Dive Brief:
- The U.S. Department of Energy's (DOE) proposal to save coal and nuclear plants from retirement could cost $34 billion, according to a new Brattle analysis prepared for Advanced Energy Economy (AEE).
- While details remain scarce, earlier this summer a draft DOE memo surfaced, sketching out a plan to have the federal government purchase electricity or generation capacity from coal and nuclear plants for two years.
- According to the new analysis, direct costs to keep the plants running would be about $17 billion annually, depending on how the plan rolls out and which coal and nuclear plants qualify. The analysis does not include any potential impacts of the government's purchase on competitive markets, although some of the business groups that funded the study have voiced their concerns about what they believe could be negative consequences for consumers and the market if the bailouts were to occur.
Dive Insight:
Along with AEE, the report was funded by a wide range of energy groups and represents a general lack of support for the controversial subsidy proposal, not just among renewables-focused stakeholders, but those with carbon emissions as well.
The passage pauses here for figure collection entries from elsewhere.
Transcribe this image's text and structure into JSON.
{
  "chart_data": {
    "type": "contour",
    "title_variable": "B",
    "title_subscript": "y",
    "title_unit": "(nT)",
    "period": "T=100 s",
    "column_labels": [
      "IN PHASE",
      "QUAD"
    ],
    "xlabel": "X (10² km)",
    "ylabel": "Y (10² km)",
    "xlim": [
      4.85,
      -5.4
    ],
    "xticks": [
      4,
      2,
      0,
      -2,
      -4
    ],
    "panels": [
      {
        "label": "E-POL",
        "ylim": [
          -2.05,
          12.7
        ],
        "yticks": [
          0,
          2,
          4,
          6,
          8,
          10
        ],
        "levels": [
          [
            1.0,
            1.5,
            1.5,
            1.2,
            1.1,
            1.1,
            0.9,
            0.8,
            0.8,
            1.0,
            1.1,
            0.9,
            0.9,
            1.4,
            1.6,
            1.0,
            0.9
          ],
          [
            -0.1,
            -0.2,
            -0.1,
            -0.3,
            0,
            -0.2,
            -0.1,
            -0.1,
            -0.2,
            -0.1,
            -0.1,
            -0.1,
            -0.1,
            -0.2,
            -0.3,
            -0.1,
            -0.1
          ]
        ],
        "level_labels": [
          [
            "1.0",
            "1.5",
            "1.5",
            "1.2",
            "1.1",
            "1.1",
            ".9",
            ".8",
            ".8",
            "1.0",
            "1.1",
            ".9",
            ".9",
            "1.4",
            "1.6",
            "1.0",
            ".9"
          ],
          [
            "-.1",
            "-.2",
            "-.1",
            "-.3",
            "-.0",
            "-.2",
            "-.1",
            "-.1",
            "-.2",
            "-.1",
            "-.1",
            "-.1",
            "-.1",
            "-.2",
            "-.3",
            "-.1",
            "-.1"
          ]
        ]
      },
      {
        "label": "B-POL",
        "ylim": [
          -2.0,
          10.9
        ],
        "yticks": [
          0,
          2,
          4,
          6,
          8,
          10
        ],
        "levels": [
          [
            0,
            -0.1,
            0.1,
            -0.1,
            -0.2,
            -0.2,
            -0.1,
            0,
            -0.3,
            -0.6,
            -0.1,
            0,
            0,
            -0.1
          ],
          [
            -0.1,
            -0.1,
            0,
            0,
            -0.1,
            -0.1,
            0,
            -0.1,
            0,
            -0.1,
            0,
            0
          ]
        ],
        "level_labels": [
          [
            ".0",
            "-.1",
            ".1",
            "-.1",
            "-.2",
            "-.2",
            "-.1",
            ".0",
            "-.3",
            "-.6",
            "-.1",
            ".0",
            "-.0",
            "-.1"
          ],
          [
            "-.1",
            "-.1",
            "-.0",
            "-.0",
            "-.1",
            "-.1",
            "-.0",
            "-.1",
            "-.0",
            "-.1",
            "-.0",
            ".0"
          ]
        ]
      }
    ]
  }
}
The plan "could raise costs on American consumers and fundamentally hurt the administration's goal of American energy dominance throughout the world," Todd Snitchler, market development group at the American Petroleum Institute (API), said in a statement.
While renewables and storage are increasingly being looked at to replace natural gas, there is also widespread acceptance that gas turbines will have a role to play on the United States' grid for some time. Coal and nuclear plants, facing more stringent environmental requirements and higher operating costs, respectively, have struggled to compete with plants fueled by cheap natural gas.
Keeping nuclear plants online has broader support because of their emissions-free generation. However, the deterioration of both industries, coupled with President Trump's campaign promises to revive the nation's ailing coal industry, in part, lead to the administration's proposal.
The new Brattle analysis looks at multiple ways the administration might roll out its plan, in an attempt to figure out what the two-year subsidy program might cost, and reaches three broad tranches of estimates.
If uniform payments were given to all coal and nuclear plants reflecting their average financial shortfall, the cost would be $16.7 billion per year, or about $34 billion for the two year program. If payments are only given to plants facing financial shortfalls, the cost would run $9.7 billion to $17.2 billion annually, or $20 billion to $34 billion for the duration.
If power plant owners were also granted a return on their invested capital in addition to payments for operating shortfalls, Brattle said the costs could reach $20 billion to $35 billion annually.
"Arresting the retirement of uneconomic generating assets in the current market environment will likely prove quite costly," the report concluded.
Importantly, given criticism of the plan, the Brattle report notes that the estimates "do not account for any distortionary effects on the operation of competitive wholesale markets, or the long-run implications of re-regulating a substantial portion of the generation fleet."
AEE, API, the American Wind Energy Association, Electric Power Supply Association and Natural Gas Supply Association were among those funding the report.
The Trump administration has tried to deflect criticism that the plan would upend competitive electricity markets, by focusing on what they view as national security issues related to electric reliability.
Secretary of Energy Rick Perry last month said "the economics is secondary from my perspective. There is the potential to see some really chaotic attacks in this country. That is DOE's responsibility to make sure that does not happen."
CORRECTION: A previous version of this story incorrectly stated the direct costs to keep the plants running. They would be about $17 billion annually, according to the report.